We went back to the train, and through the haze of smoke that was lifting, the locomotive could be seen throwing off sparks from its stack, and puffing.  Bernstein was lying in a pool of blood alongside the train, face downwards, and with his arms outstretched. Walters, still moaning had been hit in the shoulder by a bullet. Kelly was applying first aid to his wound and yelling for the doctor, who was busy with other wounded. The two cars that had contained the more seriously wounded, had been hit the worst.  Many of the men had been hit again, and some of them died.  During the night we removed the dead and wounded from the cars and placed them on the ground. Dr. Hart, the Austrian, his uniform splattered with blood, directed the work.

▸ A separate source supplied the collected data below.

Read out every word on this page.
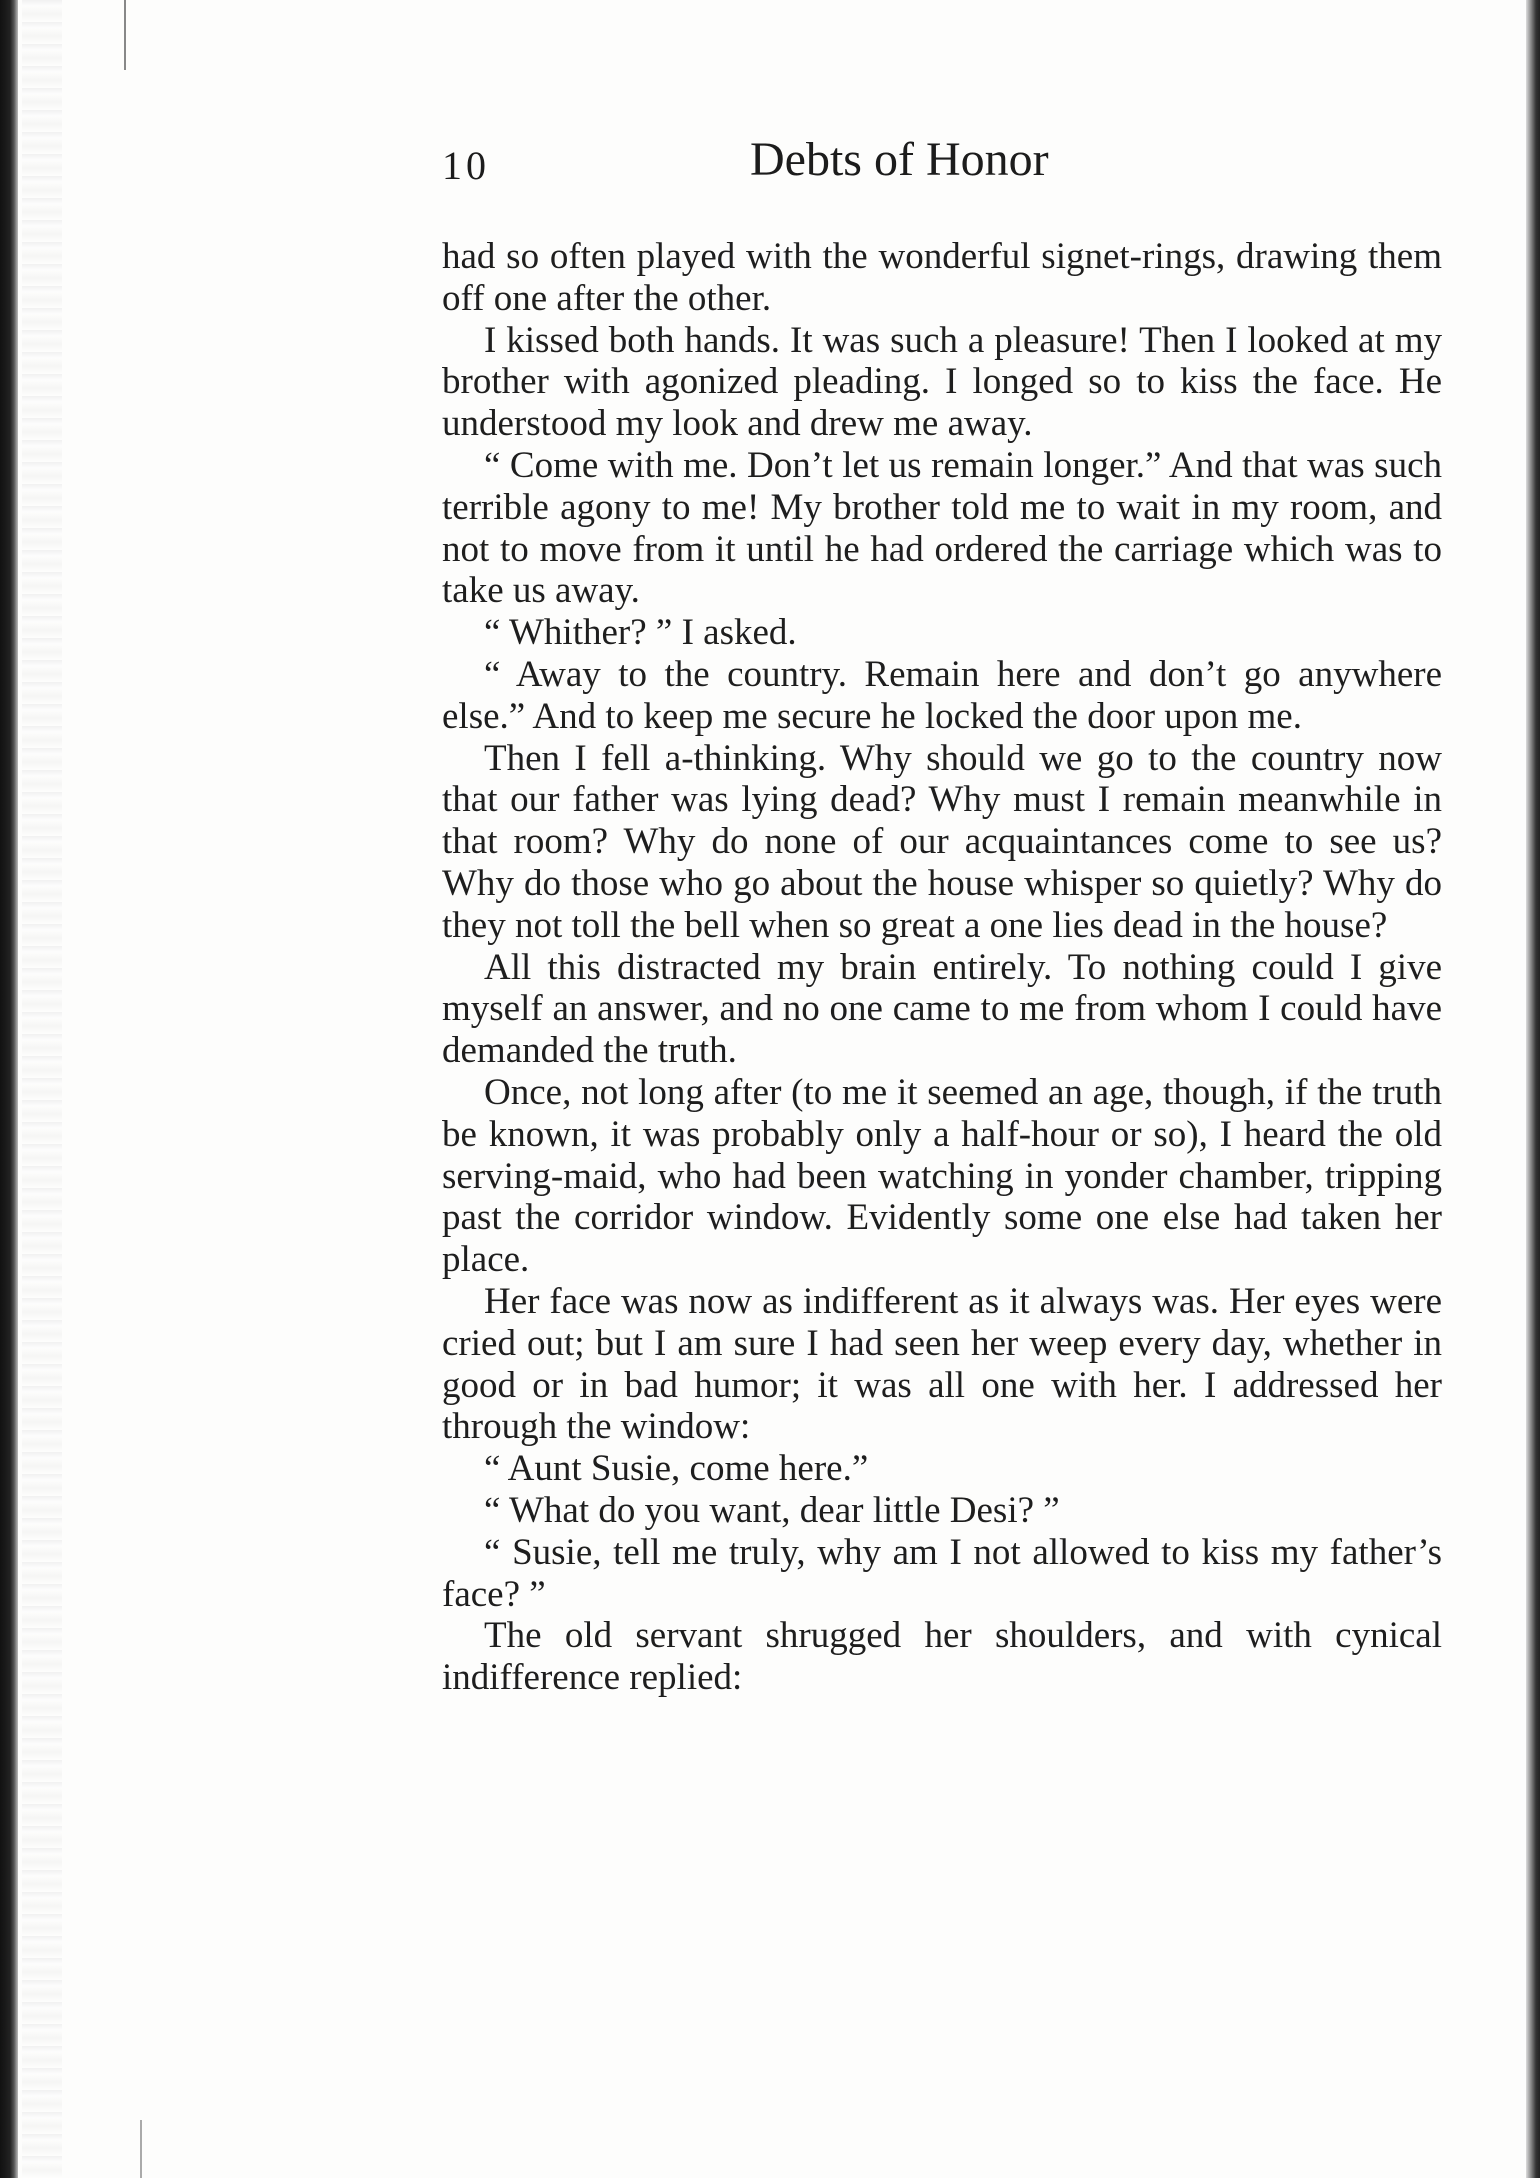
10	Debts of Honor

had so often played with the wonderful signet-rings, drawing them off one after the other.

I kissed both hands. It was such a pleasure! Then I looked at my brother with agonized pleading. I longed so to kiss the face. He understood my look and drew me away.

“ Come with me. Don’t let us remain longer.” And that was such terrible agony to me! My brother told me to wait in my room, and not to move from it until he had ordered the carriage which was to take us away.

“ Whither? ” I asked.

“ Away to the country. Remain here and don’t go anywhere else.” And to keep me secure he locked the door upon me.

Then I fell a-thinking. Why should we go to the country now that our father was lying dead? Why must I remain meanwhile in that room? Why do none of our acquaintances come to see us? Why do those who go about the house whisper so quietly? Why do they not toll the bell when so great a one lies dead in the house?

All this distracted my brain entirely. To nothing could I give myself an answer, and no one came to me from whom I could have demanded the truth.

Once, not long after (to me it seemed an age, though, if the truth be known, it was probably only a half-hour or so), I heard the old serving-maid, who had been watching in yonder chamber, tripping past the corridor window. Evidently some one else had taken her place.

Her face was now as indifferent as it always was. Her eyes were cried out; but I am sure I had seen her weep every day, whether in good or in bad humor; it was all one with her. I addressed her through the window:

“ Aunt Susie, come here.”

“ What do you want, dear little Desi? ”

“ Susie, tell me truly, why am I not allowed to kiss my father’s face? ”

The old servant shrugged her shoulders, and with cynical indifference replied:
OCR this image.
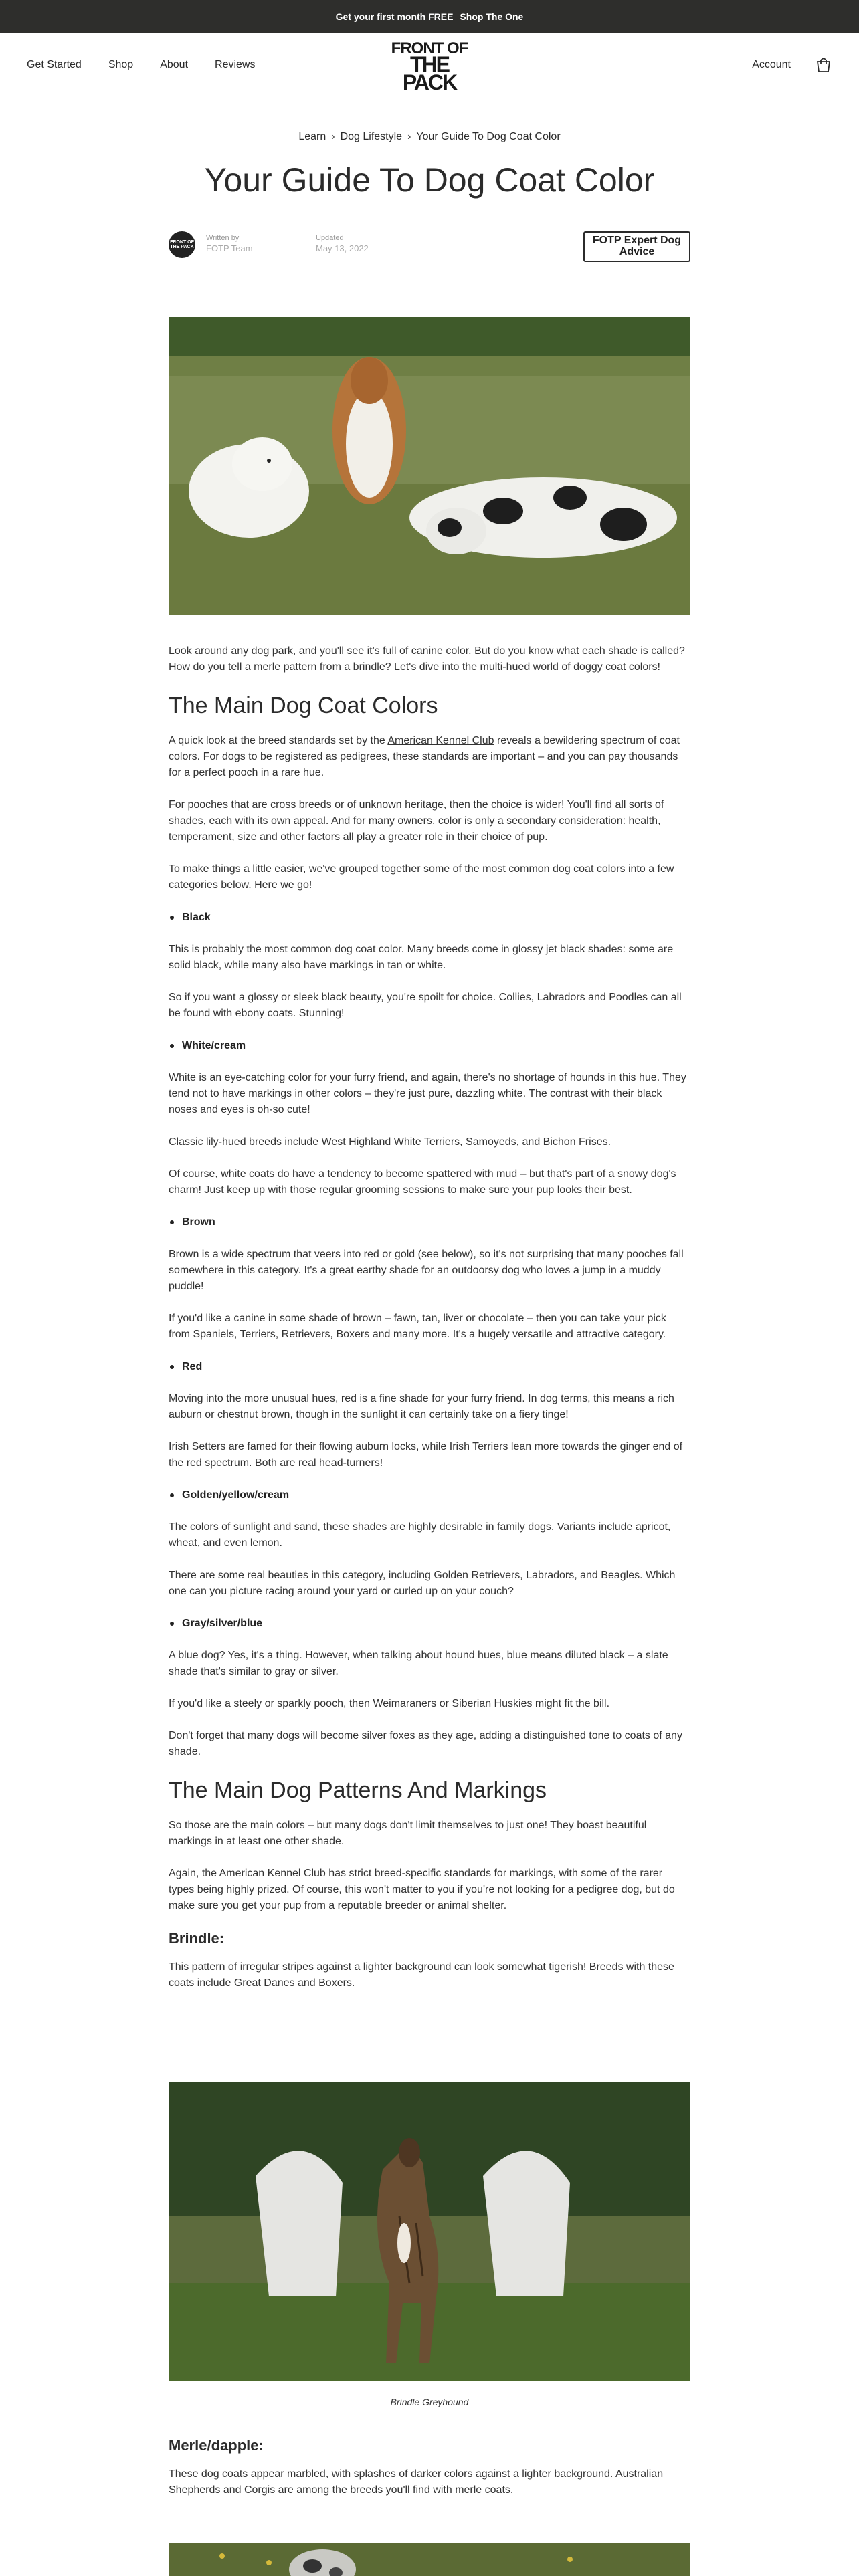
Get your first month FREE Shop The One
Get Started	Shop	About	Reviews
FRONT OF
THE PACK
Account
Learn › Dog Lifestyle › Your Guide To Dog Coat Color
Your Guide To Dog Coat Color
FRONT OF THE PACK
Written by
FOTP Team
Updated
May 13, 2022
FOTP Expert Dog Advice

Look around any dog park, and you'll see it's full of canine color. But do you know what each shade is called? How do you tell a merle pattern from a brindle? Let's dive into the multi-hued world of doggy coat colors!

The Main Dog Coat Colors

A quick look at the breed standards set by the American Kennel Club reveals a bewildering spectrum of coat colors. For dogs to be registered as pedigrees, these standards are important – and you can pay thousands for a perfect pooch in a rare hue.

For pooches that are cross breeds or of unknown heritage, then the choice is wider! You'll find all sorts of shades, each with its own appeal. And for many owners, color is only a secondary consideration: health, temperament, size and other factors all play a greater role in their choice of pup.

To make things a little easier, we've grouped together some of the most common dog coat colors into a few categories below. Here we go!

Black

This is probably the most common dog coat color. Many breeds come in glossy jet black shades: some are solid black, while many also have markings in tan or white.

So if you want a glossy or sleek black beauty, you're spoilt for choice. Collies, Labradors and Poodles can all be found with ebony coats. Stunning!

White/cream

White is an eye-catching color for your furry friend, and again, there's no shortage of hounds in this hue. They tend not to have markings in other colors – they're just pure, dazzling white. The contrast with their black noses and eyes is oh-so cute!

Classic lily-hued breeds include West Highland White Terriers, Samoyeds, and Bichon Frises.

Of course, white coats do have a tendency to become spattered with mud – but that's part of a snowy dog's charm! Just keep up with those regular grooming sessions to make sure your pup looks their best.

Brown

Brown is a wide spectrum that veers into red or gold (see below), so it's not surprising that many pooches fall somewhere in this category. It's a great earthy shade for an outdoorsy dog who loves a jump in a muddy puddle!

If you'd like a canine in some shade of brown – fawn, tan, liver or chocolate – then you can take your pick from Spaniels, Terriers, Retrievers, Boxers and many more. It's a hugely versatile and attractive category.

Red

Moving into the more unusual hues, red is a fine shade for your furry friend. In dog terms, this means a rich auburn or chestnut brown, though in the sunlight it can certainly take on a fiery tinge!

Irish Setters are famed for their flowing auburn locks, while Irish Terriers lean more towards the ginger end of the red spectrum. Both are real head-turners!

Golden/yellow/cream

The colors of sunlight and sand, these shades are highly desirable in family dogs. Variants include apricot, wheat, and even lemon.

There are some real beauties in this category, including Golden Retrievers, Labradors, and Beagles. Which one can you picture racing around your yard or curled up on your couch?

Gray/silver/blue

A blue dog? Yes, it's a thing. However, when talking about hound hues, blue means diluted black – a slate shade that's similar to gray or silver.

If you'd like a steely or sparkly pooch, then Weimaraners or Siberian Huskies might fit the bill.

Don't forget that many dogs will become silver foxes as they age, adding a distinguished tone to coats of any shade.

The Main Dog Patterns And Markings

So those are the main colors – but many dogs don't limit themselves to just one! They boast beautiful markings in at least one other shade.

Again, the American Kennel Club has strict breed-specific standards for markings, with some of the rarer types being highly prized. Of course, this won't matter to you if you're not looking for a pedigree dog, but do make sure you get your pup from a reputable breeder or animal shelter.

Brindle:

This pattern of irregular stripes against a lighter background can look somewhat tigerish! Breeds with these coats include Great Danes and Boxers.

Brindle Greyhound
Merle/dapple:

These dog coats appear marbled, with splashes of darker colors against a lighter background. Australian Shepherds and Corgis are among the breeds you'll find with merle coats.
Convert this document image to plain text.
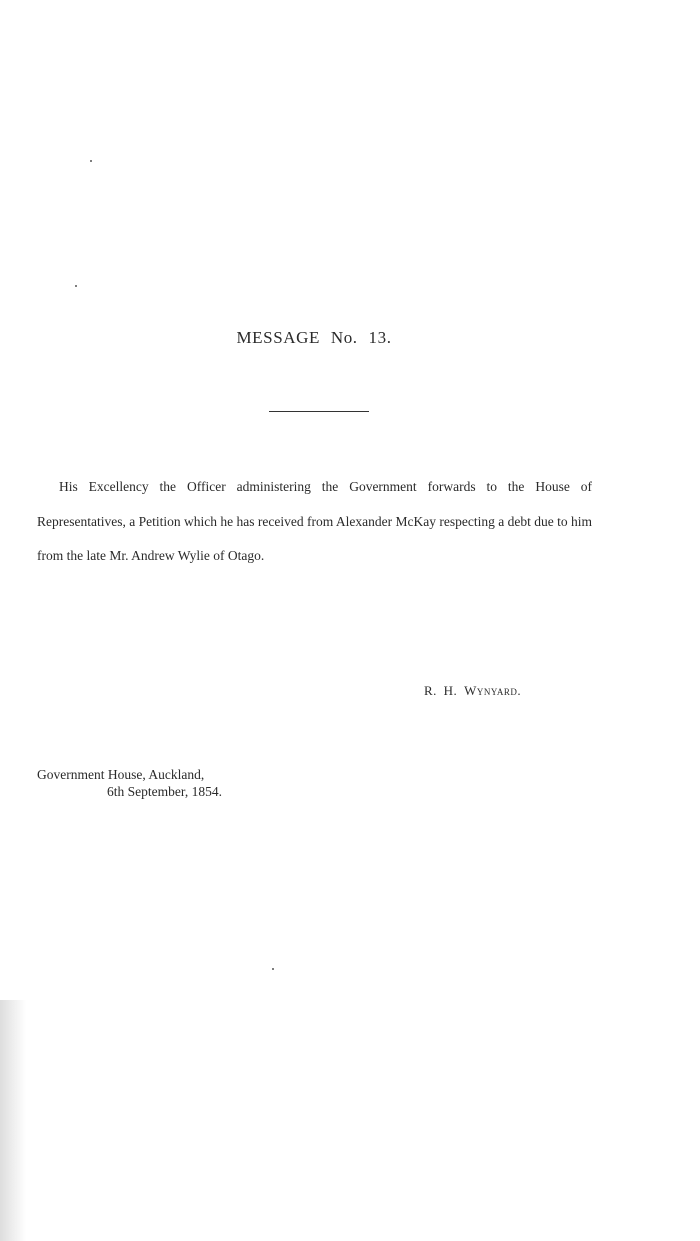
MESSAGE No. 13.

His Excellency the Officer administering the Government forwards to the House of Representatives, a Petition which he has received from Alexander McKay respecting a debt due to him from the late Mr. Andrew Wylie of Otago.

R. H. Wynyard.
Government House, Auckland,
6th September, 1854.
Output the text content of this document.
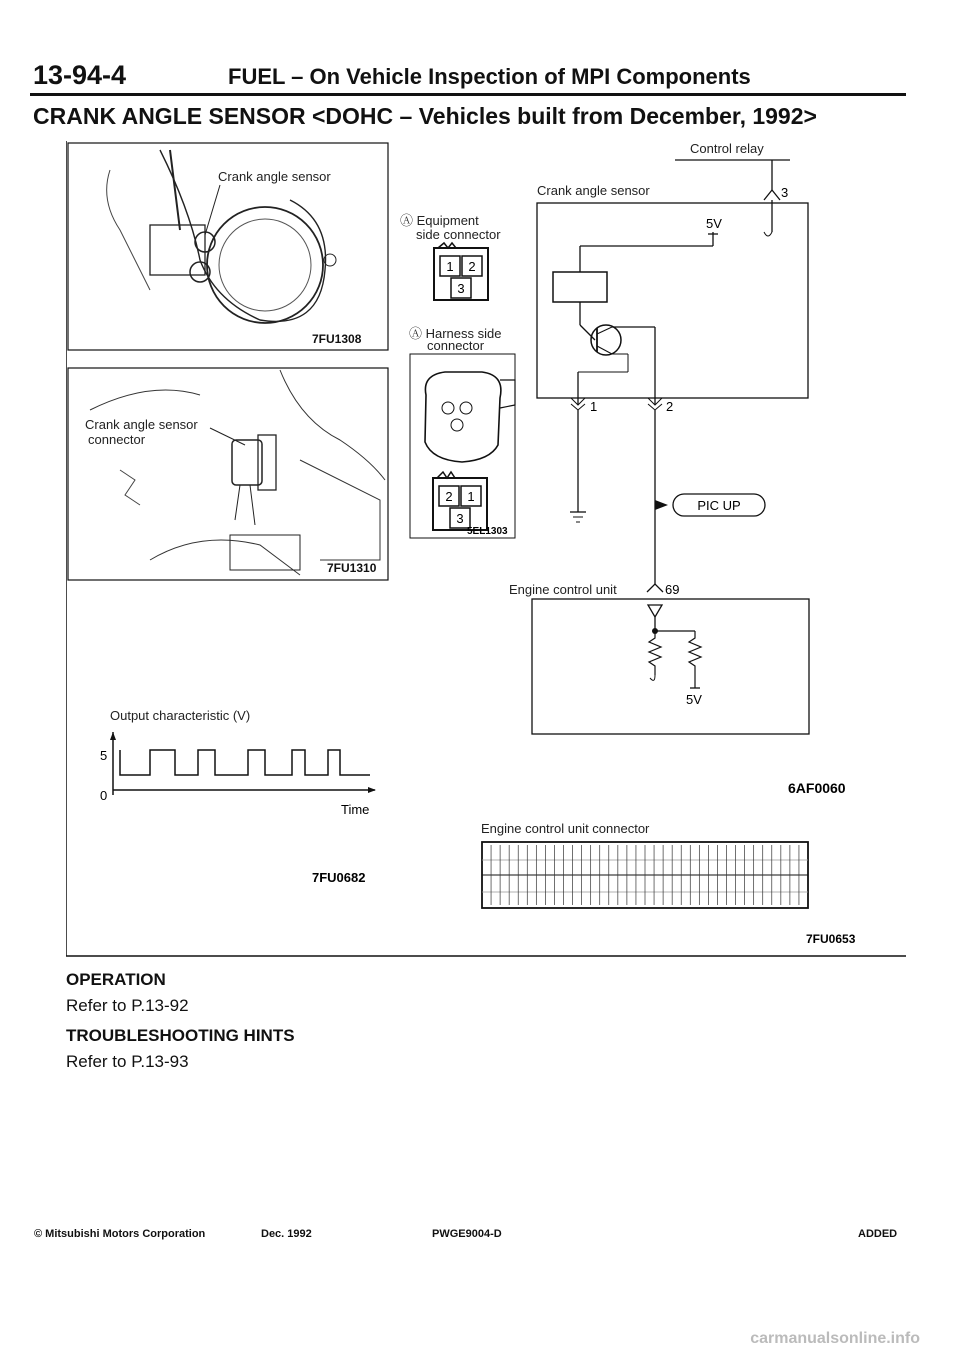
13-94-4	FUEL – On Vehicle Inspection of MPI Components
CRANK ANGLE SENSOR <DOHC – Vehicles built from December, 1992>
Crank angle sensor
7FU1308
Crank angle sensor
connector
7FU1310
Ⓐ Equipment
side connector
1 2
3
Ⓐ Harness side
connector
2 1
3
5EL1303
Control relay
Crank angle sensor	3
5V
1	2
PIC UP
Engine control unit	69
5V
6AF0060
Output characteristic (V)
5
0
Time
7FU0682
Engine control unit connector
7FU0653
OPERATION
Refer to P.13-92
TROUBLESHOOTING HINTS
Refer to P.13-93
© Mitsubishi Motors Corporation	Dec. 1992	PWGE9004-D	ADDED
carmanualsonline.info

Some ambulances arrived at dawn to remove the wounded and dead, and they were driven south. The Polish woman doctor had been shot through the neck. She had been placed under an olive tree where she died. She looked strangely peaceful with the gray pallor of death upon her face. Near her, was her opened valise, with underwear, silk stockings, notebooks, and incongruously, a small pearl-handled revolver.

Later in the morning we heard the rumble of artillery not too far away. Dr. Hart had left in one of the ambulances, and there was nobody in charge. Spike and some of the guys decided to head north along the highway. They came back in a little while. They had met some Republican soldiers who told them the road was no longer open. Spike matter-of-factly announced:

“We’re stuck boys – The fascists are in Vinaroz – They’ve cut through to the sea.”

 

 

 

[1] Unidentified volunteer.

[2] Unidentified volunteer.

[3] Unidentified volunteer.

[4] Joseph Kelly (Irish-Canadian) b. March 10, 1898, Donegal, Ireland; Emigrated to Canada; Canadian Citizen; Single; Lumber Worker and Trade Union Organizer; IWW, IRA, CPC 1932; Domicile Vancouver, British Columbia; Arrived in Spain February 14, 1937;WIA Brunete; Returned to Canada February 2, 1939; d. January 2, 1977, Kamloops, British Columbia [Petro Data Base; & McLoughlin, Fighting for Republican Spain, p.199].

[5] Leon Blum was the leader of France’s Popular Front coalition government.

[6] Smith is an unidentified Australian volunteer.

[7] Possibly Robert Francis Allen.

[8] Unidentified volunteer.

[9] Unidentified volunteer.

[10] Nick Tosches, who completed extensive research on William Gresham while writing the introduction for the 2010 reprint of the Gresham novel Nightmare Alley, makes the case that “Spike” is most likely Joseph “Doc” Halliday.  Tosches plans on publishing an extended work on Gresham. Email from Tosches to Brooks, March 4, 2015; The 1920 Beer War was a gangland turf war in Chicago during Prohibition.